The most promising federal work in using technology to reduce fraud and improper payments is being done by the Recovery Accountability and Transparency Board, he said, which is deploying open-source technology, data mining and source triangulation to "set the government on new path."
Werfel spoke at the leadership summit held at the Newseum by business intelligence software firm SAS, which brought together federal financial managers and vendors to explore how private sector analytics tools can enhance government decision-making.
He recounted several "transformational moments" in his long career at OMB that opened his eyes to the notion that financial management systems -- under the rubric of transparency and accountability -- have now become central to the policy process and to public trust in government.
At a 2005 financial forum led by then-Comptroller General David M. Walker, "there was palpable frustration," Werfel said, "that no one was reading our financial reports," or vesting themselves in the government's financial controls and risk mitigation. "There was an identity crisis in the chief financial officer community," he said.
Soon after that meeting, the Transportation Department lost its clean audit opinion, for minor reasons, Werfel said, which was a "traumatic experience for a multimillion-dollar organization." What was notable, however, was that the event received no press coverage and no inquiries from Congress. "But that same week, the Defense Department spent $60,000 on a tent for a retirement party," he recalled, and the mainstream media and Congress took up the cry. "That was my first data point, when I started to think seriously about whether a CFO's report can be impactful on citizens trust in government's management."
His next transformational event occurred when, during the final days of the George W. Bush administration, he watched as Treasury Secretary Henry Paulson drafted a bill of just three pages, asking Congress for $700 billion for what became the Troubled Asset Relief Program. "The response from Capitol Hill was, How dare they ask for all that with no transparency, accountability, audits, and bells and whistles?" Werfel said. "It was eye-opening that by now people were interested in what government is doing with finances and controls."
Werfel's third transformation came soon after when the fledgling Obama administration asked him to help write the legislation asking for another $700 billion that became the stimulus package known as the American Recovery and Reinvestment Act. "We knew that this time we wouldn't make the same mistake [Paulson did]," Werfel continued. "The Recovery Act was a validation of our data points, that how far controls in the intersection of political demand for public information and transparency and accountability controls took center stage."
Noting Vice President Biden's announcement on Monday that the Recovery Board's leader and methods for cutting government waste are being applied governmentwide, Werfel said agencies are getting better at creating infrastructure to track spending. "It's a real labor and a push, which shows how far we still need to go" in responding to the "growing call for more transparency and accountability" in federal spending, he said.
The Recovery Board's fraud detection center, Werfel said, shows that the government can be smarter about, for example, avoiding making payments to contractors who are suspended or debarred.

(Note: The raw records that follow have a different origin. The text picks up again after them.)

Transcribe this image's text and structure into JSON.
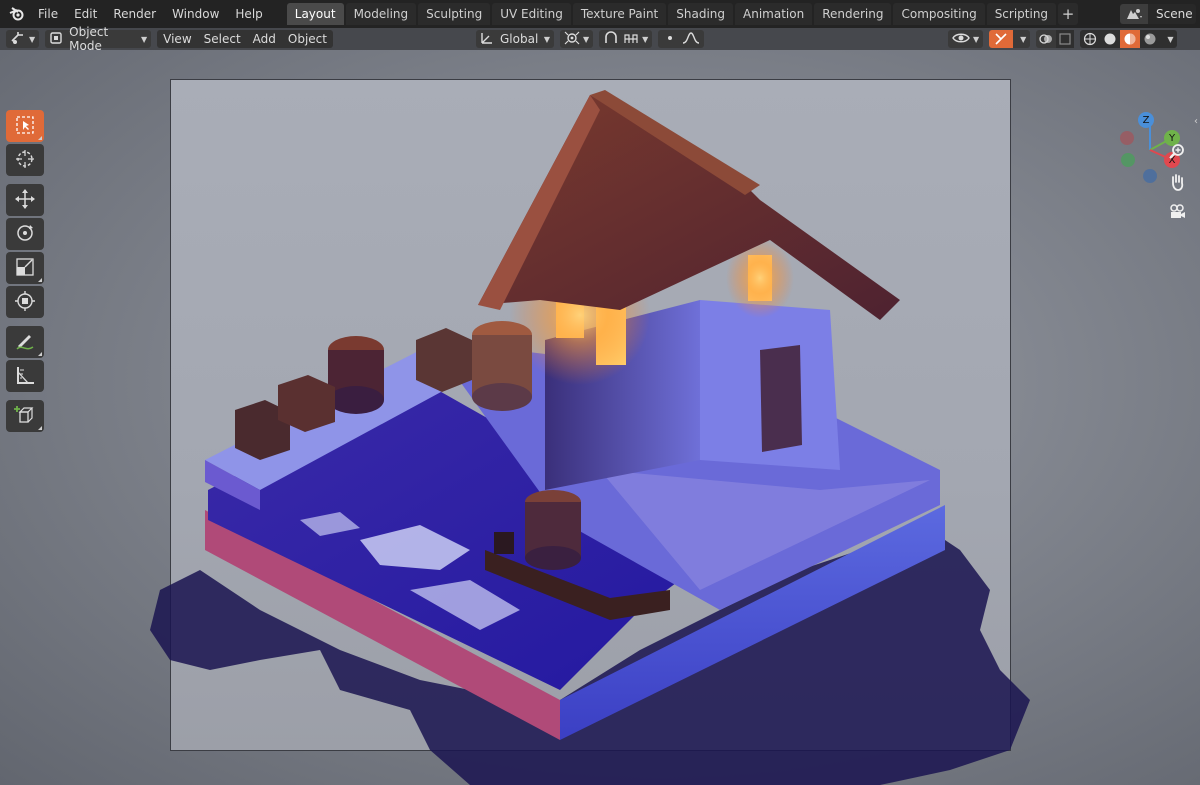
{
  "topbar": {
    "menu": [
      "File",
      "Edit",
      "Render",
      "Window",
      "Help"
    ],
    "tabs": [
      {
        "label": "Layout",
        "active": true
      },
      {
        "label": "Modeling",
        "active": false
      },
      {
        "label": "Sculpting",
        "active": false
      },
      {
        "label": "UV Editing",
        "active": false
      },
      {
        "label": "Texture Paint",
        "active": false
      },
      {
        "label": "Shading",
        "active": false
      },
      {
        "label": "Animation",
        "active": false
      },
      {
        "label": "Rendering",
        "active": false
      },
      {
        "label": "Compositing",
        "active": false
      },
      {
        "label": "Scripting",
        "active": false
      }
    ],
    "add_tab": "+",
    "scene_name": "Scene"
  },
  "header": {
    "mode": "Object Mode",
    "menus": [
      "View",
      "Select",
      "Add",
      "Object"
    ],
    "transform_orientation": "Global"
  },
  "toolbar": {
    "tools": [
      "select-box",
      "cursor",
      "move",
      "rotate",
      "scale",
      "transform",
      "annotate",
      "measure",
      "add-cube"
    ]
  },
  "colors": {
    "accent": "#e06a38",
    "axis_x": "#e0484f",
    "axis_y": "#6fb24a",
    "axis_z": "#4a8fd9"
  },
  "gizmo": {
    "x": "X",
    "y": "Y",
    "z": "Z"
  }
}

He pointed to triangulating tools of data mining that raise such potential red flags as multiple corporations at the same headquarters or contractors with felony records. "Sometimes it's the naming convention that's off," he explained, noting that data mining can uncover that fact that "John Smith" and "John L. Smith" are the same person. Agencies can welcome this because it identifies such issues upfront without spending a dime, he said.
Some agencies, Werfel added, are skeptical that OMB and the Recovery Board have many tools to add to their own kits. But he proved his point when he supervised a pilot project at the Health and Human Services Department, which houses the government's "big fish" that specialize in medical claims fraud. "HHS is good at finding fraud in medical claims" by looking at geographic patterns, he said, "but they're not so good at identify theft, as when doctors steal licenses from doctors in other states and set up false billing practices."
The Recovery Board's data tools "sprung out an entire fraud ring right under HHS' nose," Werfel said. "I'm not saying the Recovery Board is always better, just that many agencies are not effectively deploying the technology. My mission is to gain momentum and make this stuff go viral as we roll in more agencies."
Werfel spoke of the need to cut the estimated annual $125 billion in improper payments, noting that sending checks to people who are incarcerated or otherwise ineligible "is shameful and embarrassing, and it's a headline-grabber." But it's difficult to mitigate, he said. When people die, the government doesn't get the information in real time -- it can take as long as 20 or 24 months to get the information "in the system," he said.
"But some [in government] have said they'd rather allow 100,000 payments to dead people than deny one legitimate claim. So we have to decide what policies we're willing to live with," Werfel said. "It's OK to do a data pull" and use a combination of technology and expertise to collaborate to perform the analytics, which can do the job efficiently" he said. But financial managers can't cut too deeply into the values issues. "We need to find a strategic balance between the tools and the policy decisions on what we're willing to live with, and know this upfront before we invest in them."